山行名 夏山二次定着 北アルプス剣沢
入山山域 北アルプス剣岳
山行日 1995年8月7日(月)〜8月12日(土)
メンバー L原田聖久4 原田光一郎2

行動記録

1995年8月7日(月)
 二人を残して皆、帰って行く。室堂まで見送りに行く。娑婆に帰って行く6人はとても嬉しそうだ。恨めしくバスを見送って剣沢に戻る。拓殖大の石田さんとバス停の上で再会する。帰る途中、みくりが池で下山者にウィスキーをもらう。

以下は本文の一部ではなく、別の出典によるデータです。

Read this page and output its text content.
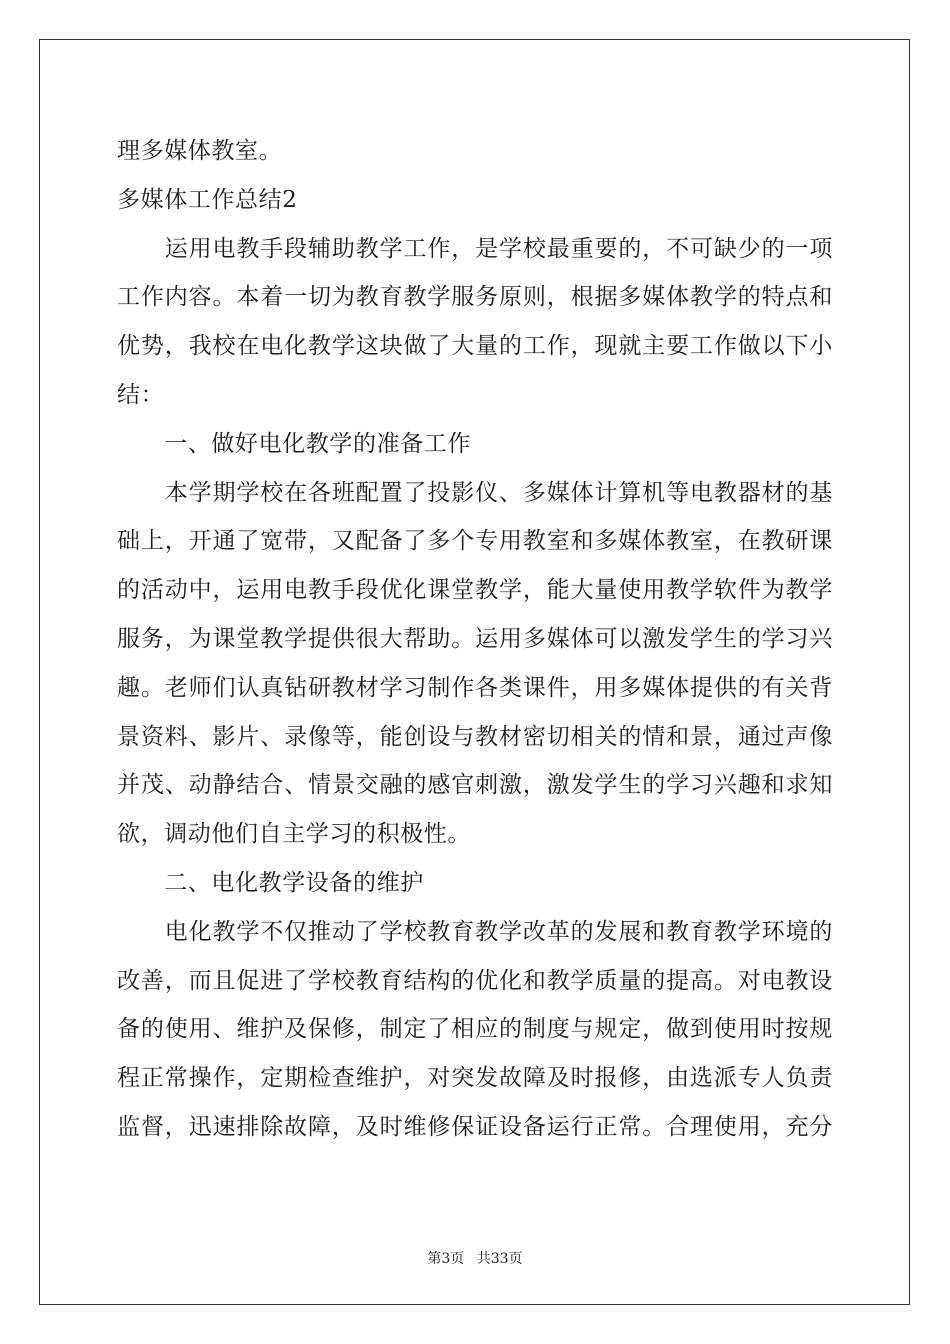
理多媒体教室。
多媒体工作总结2
　　运用电教手段辅助教学工作，是学校最重要的，不可缺少的一项
工作内容。本着一切为教育教学服务原则，根据多媒体教学的特点和
优势，我校在电化教学这块做了大量的工作，现就主要工作做以下小
结：
　　一、做好电化教学的准备工作
　　本学期学校在各班配置了投影仪、多媒体计算机等电教器材的基
础上，开通了宽带，又配备了多个专用教室和多媒体教室，在教研课
的活动中，运用电教手段优化课堂教学，能大量使用教学软件为教学
服务，为课堂教学提供很大帮助。运用多媒体可以激发学生的学习兴
趣。老师们认真钻研教材学习制作各类课件，用多媒体提供的有关背
景资料、影片、录像等，能创设与教材密切相关的情和景，通过声像
并茂、动静结合、情景交融的感官刺激，激发学生的学习兴趣和求知
欲，调动他们自主学习的积极性。
　　二、电化教学设备的维护
　　电化教学不仅推动了学校教育教学改革的发展和教育教学环境的
改善，而且促进了学校教育结构的优化和教学质量的提高。对电教设
备的使用、维护及保修，制定了相应的制度与规定，做到使用时按规
程正常操作，定期检查维护，对突发故障及时报修，由选派专人负责
监督，迅速排除故障，及时维修保证设备运行正常。合理使用，充分
第3页 共33页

雷鳥沢への下りで長次郎谷で会った3人組に会い、食料をたくさん分けてもらう。別山乗越ののぼりで派出所の金山さんとも会う。この日は春ちゃんもやってきてテントから花札を持っていった。

8月8日(火)
 Aフェース魚津高ルートをやるつもりでテントを出る。しかし朝っぱらから派出所のお巡りさんが来て、「ヘリが来るのでテントを押さえて欲しい。」というので出発時間を遅らせてテントを押さえる。けが人が背負われて遭難碑にやってきた。顔に包帯や絆創膏を貼っている。まもなくヘリが来てけが人を乗せ剣の谷へ消えた。俺たちも長次郎谷出合まで乗せて欲しかった。出発していつもの道を下り、登る。長次郎谷のクレバスの出ているところでチンネでビバークをしたパーティと会いチンネ情報を仕入れる。チンネには誰もいないそうだ。Aフェース基部に着くとガスで何も見えない。1本目のピンから上が見えないので岩屋で待機する。九産大の椙山と泉君が1ピッチ目に取り付いていた。ガスが全然消えないので昼まで待ってこの日は下る。グリセードで少し下るとガスが晴れてきた。どうもX・Yのコルの上だけ濃いガスらしい。今日は光一郎の誕生祭。差し入れのビールを開け腹いっぱい食う。二十歳だ。堂々とビールが飲める。堂々と焼酎も飲める。今まで散々飲んできたのに、気持ちを新たに、彼はまた飲んでいた。

8月9日(水)
 Aフェースを目指す。たくさんの人が取り付いていた。立命館大学の次に魚津高ルートに取り付く。1P目、聖久、ドッペルロープでビビりながら登る。小澤さんと来たときとルートが違うような気がする。2P目、光一郎、リッジを順番待ちしながら快調に飛ばす。本人は「変化に富んで面白い岩でした」といっている。3P目は、傾斜の落ちたリッジを行き、無事Aフェースの頭に着いた。BフェースやCフェースで赤メットや青メットが登っていた。北壁のひだも一つ一つ見えた。帽子も白く光っていた。のんびりした後、Aフェースの基部まで降りる。今日はビバークの用意をしてきたので八ツ峰縦走をしようとしたが、X・Yのコルでだるくなって降りることにする。グリセードの溝が深く掘られていた。長次郎谷出合で岡山大学探検部の真実さんとしばし語る。長次郎谷出合からの登り返しはガスが出てかなり幽玄的だ。天気はどんどん悪くなるようだ。

8月10日(木)
 大雨が降る。テントがひしゃげる。テントの中に水溜りができる。10時ごろまで寝て、ラジオを聞いて、歌って、駄弁って、飯食って寝る。鹿児島も大雨らしい。

8月11日(金)
 また大雨だ。小澤さんと来た2年前の山行を思い出す。雪渓が来たときより大分細くなっている。明日は下山だ。

8月12日(土)
 下山日の日、朝飯で残り物をほとんどたいらげる。ゆっくりテントをたたみ、荷造りしたのち、春ちゃんに挨拶して別山乗越へ登る。振り返り、振り返り室堂まで行く。だれた。気が抜けてバスに乗った。久しぶりにテレビを見た。立山駅でビールを飲んだ。五十嶋商店のおばちゃんは相変わらずだった。